The September issue is the most important magazine of the year in the industry of fashion, being dubbed the fashion bible and the must-have issue for every devoted, loyal and self-proclaimed fashion follower. Anna Wintour has been doing a relatively good job since she came into power back in 1988 and hasn’t stopped since. But lately some seem to think that Wintour has been lacking in her abrasive and usually straightforward decisions leading up to the very important month in fashion.
By choosing Kendall Jenner, infamous for being a part of the chaotic Kardashian-Jenner clan to be the star of the front cover, Wintour took a risk. This issue simply features nothing more than Jenner, and it seems that not everyone is happy with the decision.
Backlash comes with the ‘death’ of Vogue US as loyal fans commented on how the legacy of the publication has gone downhill since Wintour began associating with the Kardashians, and that the target market of the magazine has been downgraded to young teens. Jenner has been called the ‘breakout model of her generation’. But that title is shaky. It seems that history repeats itself with some calling Jenner a tasteless option when there could have been so many other more deserving models to take the front cover.
Entertainment Tonight Rebecca Romijn had called out Jenner and other models who had been pulled from the ashes due to their family name and fortune, outlining the idea that the popularity of a model on social media defines her as a ‘supermodel’. This debate of whether or not Jenner had the right to be on the cover comes as many still resonate with the golden days of Vogue, where only the most beloved and in-demand supermodels of that era could land a cover. We miss the likes of Linda Evangelista or Twiggy or even Naomi Campbell.
But now, it seems as if all the hard work that so many models put in towards their career is being shunned for celebrities and anyone with a fortune to their name. Celebrity endorsement in both publication, runway, and even in campaigns have become a fixation for the industry where there is more of a recognition value [of the celebrity] than for the consumer. No longer are models able to make a name for themselves, because they’re pushed aside with small jobs while celebrity-models like Jenner eat up all the big jobs.
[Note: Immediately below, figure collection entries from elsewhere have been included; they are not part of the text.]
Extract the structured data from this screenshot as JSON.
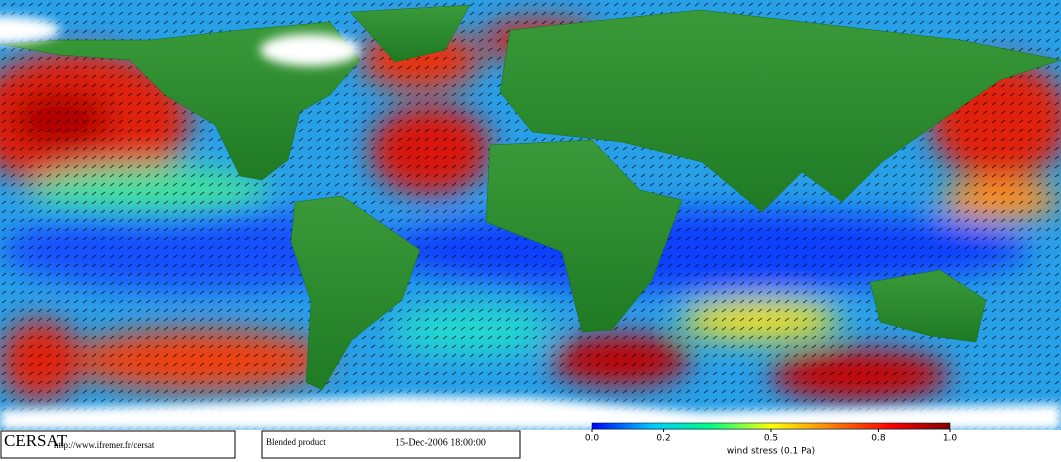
{
  "footer": {
    "logo": "CERSAT",
    "url": "http://www.ifremer.fr/cersat",
    "product": "Blended product",
    "date": "15-Dec-2006 18:00:00"
  },
  "colorbar": {
    "label": "wind stress (0.1 Pa)",
    "lim": [
      0,
      1
    ],
    "ticks": [
      {
        "value": 0,
        "label": "0.0"
      },
      0.2,
      0.5,
      0.8,
      {
        "value": 1,
        "label": "1.0"
      }
    ],
    "colors": [
      "#0000ff",
      "#00c8ff",
      "#00ff80",
      "#ffff00",
      "#ff8000",
      "#ff0000",
      "#800000"
    ]
  }
}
But it shouldn’t be a big surprise to anyone. Even back in 1999, supermodel Heidi Klum had speculated on the celebrity-trend that consumers related more to someone that they saw often. This means that celebrities on covers are more profitable for publications due to this alignment that consumers have with them.
But in saying that, what is the value of fashion and the industry, especially for Vogue as one of the biggest publishers and trendsetters of the industry when it’s become no more than another selling point for profitability and less about fashion?